Gold price bundles seem quite indifferent to the RSI overcapitted in the daily chart

FXSoriginal

From a technical perspective, the Relative Force Index (RSI) in the daily chart continues to show overcompra conditions, which justifies caution for bullish operators. This makes it wise to expect a short-term consolidation or a modest setback before positioning for an extension of the well-established bullish trend of the price of gold. Therefore, any subsequent movement will probably face a barrier near the region of 2,886- $ 2,887, or the historical peak, before the mark of $ 2,900.

Meanwhile, any corrective sliding below the immediate support of 2,855-2.854 $ could be seen as a purchase opportunity. This, in turn, should help limit the losses of the price of gold near the region of 2,834 $. However, some continuation sales could drag the Xau/USD even more towards the next relevant support near the area of ​​2,815-2.814 $ en route to the mark of $ 2,800.

US interest rates


Financial institutions charge interest rates on loans to borrowers and pay them as interest to savers and depositors. They influence the basic types of interest, which are set by central banks based on the evolution of the economy. Normally, central banks have the mandate to guarantee the stability of prices, which in most cases means setting as an objective an underlying inflation rate around 2%.
If inflation falls below the objective, the Central Bank can cut the basic types of interest, in order to stimulate credit and boost the economy.
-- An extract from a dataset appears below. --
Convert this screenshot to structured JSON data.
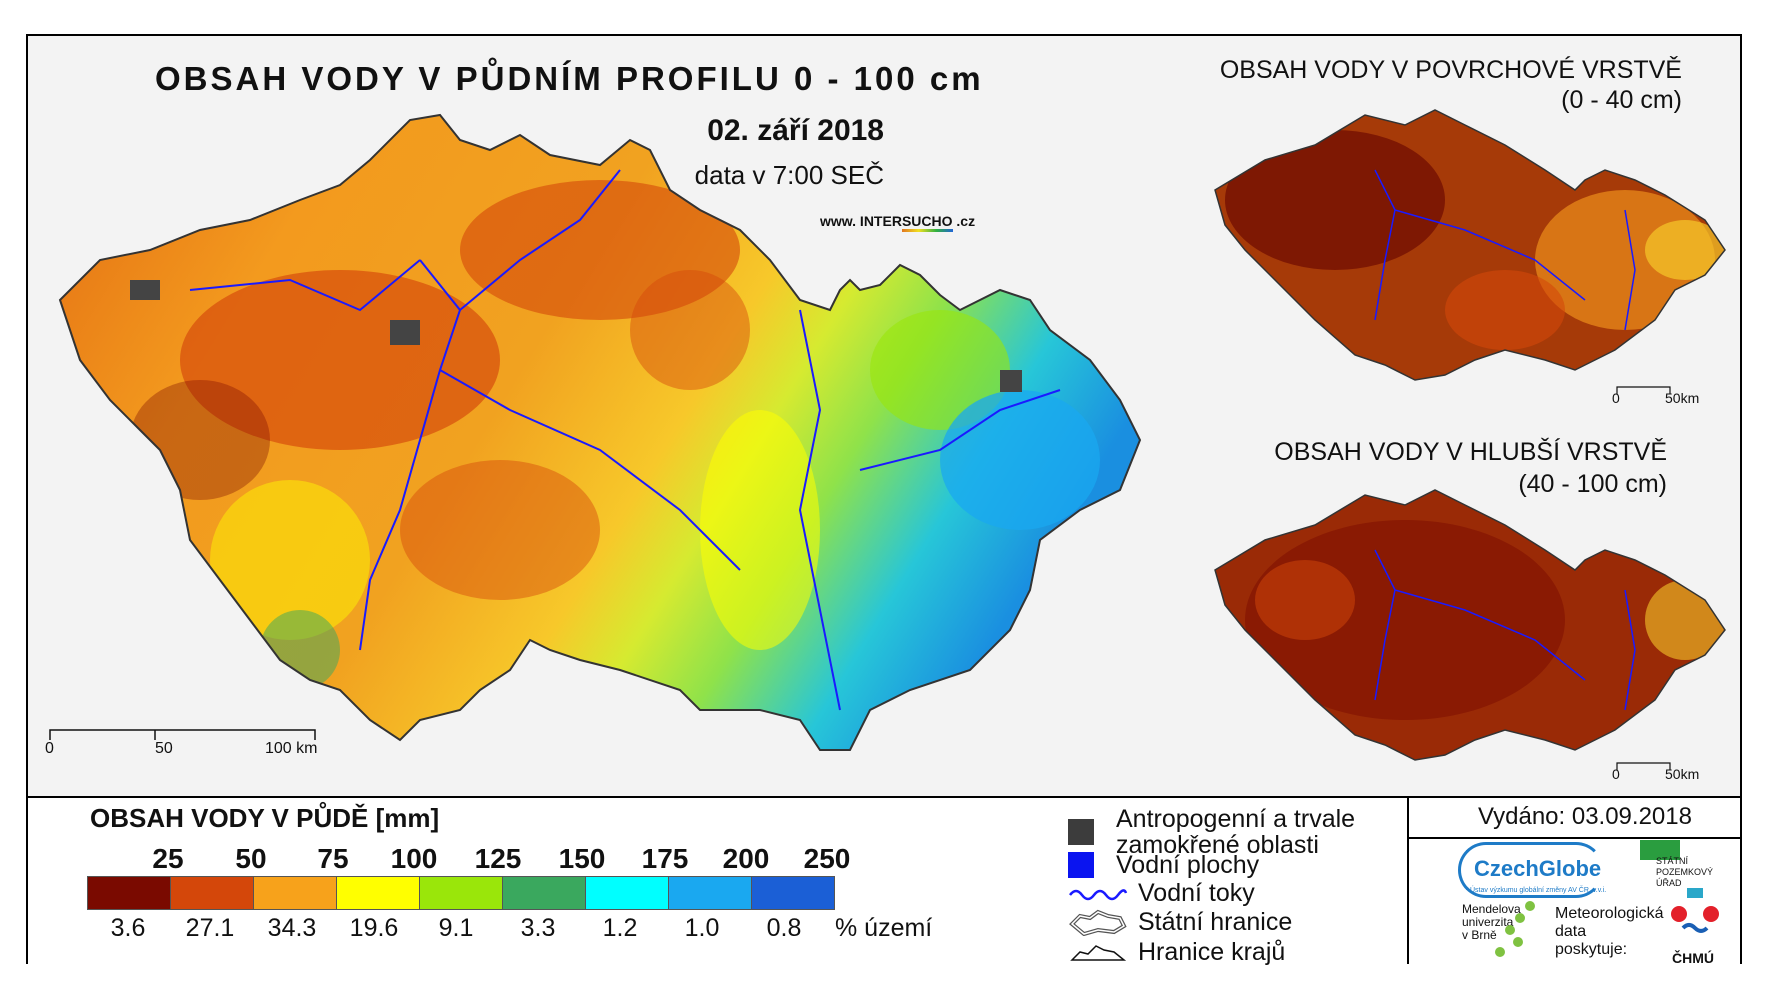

If inflation increases substantially above 2%, the Central Bank usually rises the interest rates of basic loans to try to reduce inflation.


In general, higher interest rates contribute to reinforce the currency of a country, since they make it a more attractive place for world investors to park their money.


The highest interest rates influence the price of gold because they increase the opportunity cost of maintaining gold instead of investing in an asset that accrues interest or depositing effective in the bank.
If interest rates are high, the price of the US dollar (USD) usually rises and, as gold quotes in dollars, the price of low gold.


The federal funds rate is the type to a day that US banks lend each other. It is the official interest rate that the Federal Reserve usually sets at its FOMC meetings. It is set at a fork, for example 4.75%-5.00%, although the upper limit (in this case 5.00%) is the aforementioned figure.
Market expectations on the interest rate of the Federal Reserve funds are followed by the Fedwatch of the CME tool, which determines the behavior of many financial markets in the forecast of future monetary policy decisions of the Federal Reserve.